Nasrullah Mansoor Langrial, aka Langrial Darwesh, who until February 2011 was held in Agra jail, gave permission for us to see his files and notes, helping us to understand the character of the men he served with, especially the Afghani and Sikander, whose family in Dabran were patient and welcoming too. In Baramulla, we also spent many days with Qadeer Dar, the retired commander of the Muslim Janbaz Force, who provided insight into his group’s kidnapping of Western engineers working in Kashmir in 1991. Today Qadeer is chairman of the People’s Rights Movement, a group of many thousands of former Kashmiri militants seeking rehabilitation into mainstream society. The recollections of many of his members were invaluable to our book.

Much help was given by two Kashmiri human rights groups, the Jammu and Kashmir Coalition of Civil Society (JKCCS) and the Association of Parents of Disappeared Persons, which have opened up many previously remote and closed communities through their ongoing work to locate and map a network of mass unmarked graves scattered across the valley, and to chart cases of state-sponsored disappearance and torture.

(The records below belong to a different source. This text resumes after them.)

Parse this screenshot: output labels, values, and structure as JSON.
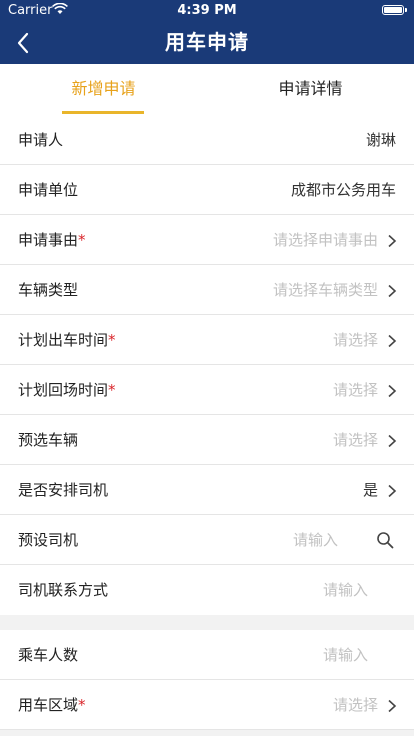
{
  "status_bar": {
    "carrier": "Carrier",
    "time": "4:39 PM"
  },
  "nav": {
    "title": "用车申请"
  },
  "tabs": [
    {
      "label": "新增申请",
      "active": true
    },
    {
      "label": "申请详情",
      "active": false
    }
  ],
  "form_section_1": [
    {
      "label": "申请人",
      "required": false,
      "value": "谢琳"
    },
    {
      "label": "申请单位",
      "required": false,
      "value": "成都市公务用车"
    },
    {
      "label": "申请事由",
      "required": true,
      "placeholder": "请选择申请事由"
    },
    {
      "label": "车辆类型",
      "required": false,
      "placeholder": "请选择车辆类型"
    },
    {
      "label": "计划出车时间",
      "required": true,
      "placeholder": "请选择"
    },
    {
      "label": "计划回场时间",
      "required": true,
      "placeholder": "请选择"
    },
    {
      "label": "预选车辆",
      "required": false,
      "placeholder": "请选择"
    },
    {
      "label": "是否安排司机",
      "required": false,
      "value": "是"
    },
    {
      "label": "预设司机",
      "required": false,
      "placeholder": "请输入"
    },
    {
      "label": "司机联系方式",
      "required": false,
      "placeholder": "请输入"
    }
  ],
  "form_section_2": [
    {
      "label": "乘车人数",
      "required": false,
      "placeholder": "请输入"
    },
    {
      "label": "用车区域",
      "required": true,
      "placeholder": "请选择"
    }
  ],
  "required_mark": "*",
  "colors": {
    "nav_bg": "#1a3a78",
    "tab_active": "#e7a21b",
    "required": "#d9262b",
    "placeholder": "#c2c2c2"
  }
}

A big thank you goes to Kashmiri human rights lawyer Parvez Imroz, president of the JKCCS. Winner of the eleventh Ludovic-Trarieux International Human Rights Prize, awarded by the European Bar Human Rights Institute, Imroz has continued working despite several attempts on his life and the murder of many colleagues. Thanks also to the indefatigable Khurram Parvez, the JKCCS’s programme coordinator, who could have quit when he lost a leg in an IED attack on his car, which claimed the life of a young female colleague. Thanks also to Parvaiz Matta, who accompanied us on many of our journeys into the mountains. The intrepid journalist Yusuf Jameel has always made time to listen and advise; and from the new generation of journalists, special thanks go to Showkat Ahmed and his excellent
Conveyor
magazine, Masood Husain and his incisive weekly
Kashmir Life
, the photographers Javed Dar and Faisal Khan, and especially to Yawar Kabli, who helped source photos despite the snowfall. There are many other Kashmiris we would like to name, who over the last sixteen years have advised and assisted us, but most of them would be embarrassed to be singled out, as hospitality remains the norm throughout the valley, despite what this story teaches us.